Since childhood, it has been drilled into our heads (definitely my head) that eating fruits and vegetables is good for our health. In recent years, this has sometimes become a fad, with some people and nutritionists even advocating a liquid diet of fruit and vegetable juices, apparently to “detox”, as if there are built-up toxins in our bodies that are just waiting to be flushed out. Seriously!!

Food-group specific diets and food fads, such as low-carb, keto, low-fat, only fruits, etc., don’t normally work beyond the first six months or so….most of us have experienced this phenomenon first-hand [2]…we start a new “diet”, we lose weight, we tell the world and everyone claps and then all those lost kilos and pounds and sometimes even more, come back in the next 6-12 months.

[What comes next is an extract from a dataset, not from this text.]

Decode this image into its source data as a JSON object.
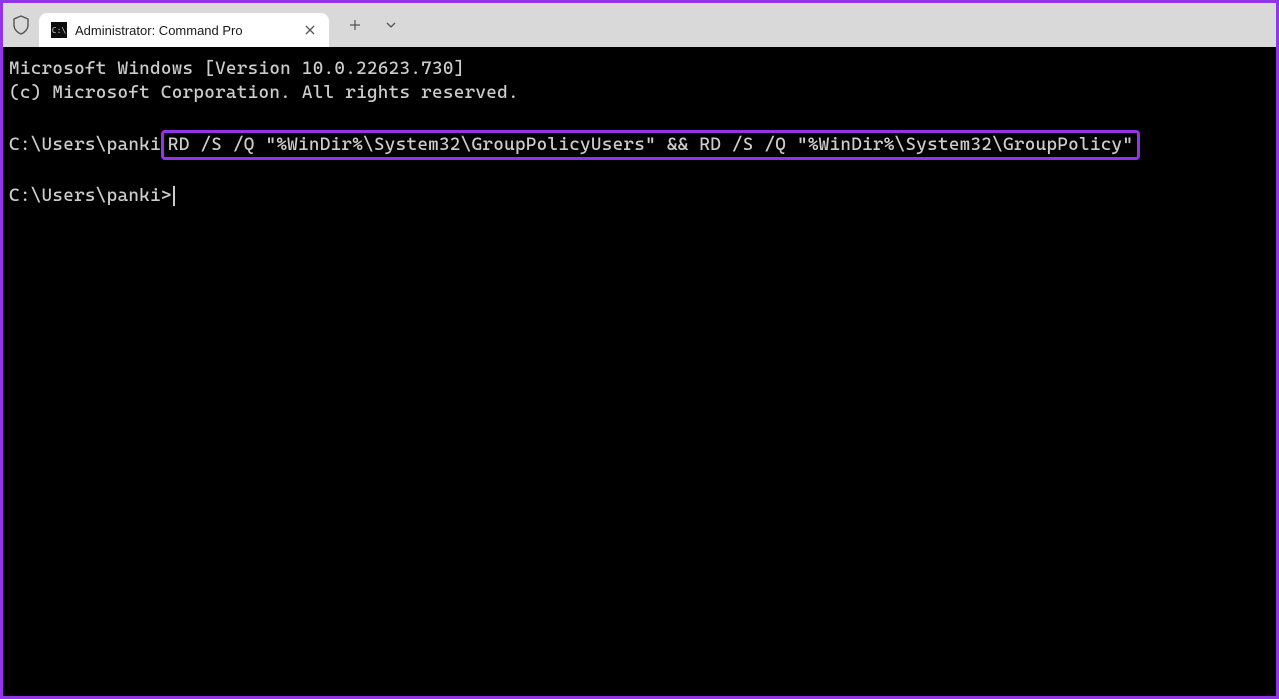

All these so-called “diets”, show pretty much the same results in the first six months, with little to choose between them and then all of them become equally ineffective within a year.  Dr. Tim Spector’s book, “The Diet Myth”  and Micheal Pollan’s book, “Food Rules” both explore this subject in great detail, for those interested in knowing more.

What is known to work however, is a sensible eating habit that is sustainable over the long term and becomes  part of our daily lives, coupled with physical activity (which I spoke and wrote about last week), both for weight loss and more importantly for living longer and healthier lives.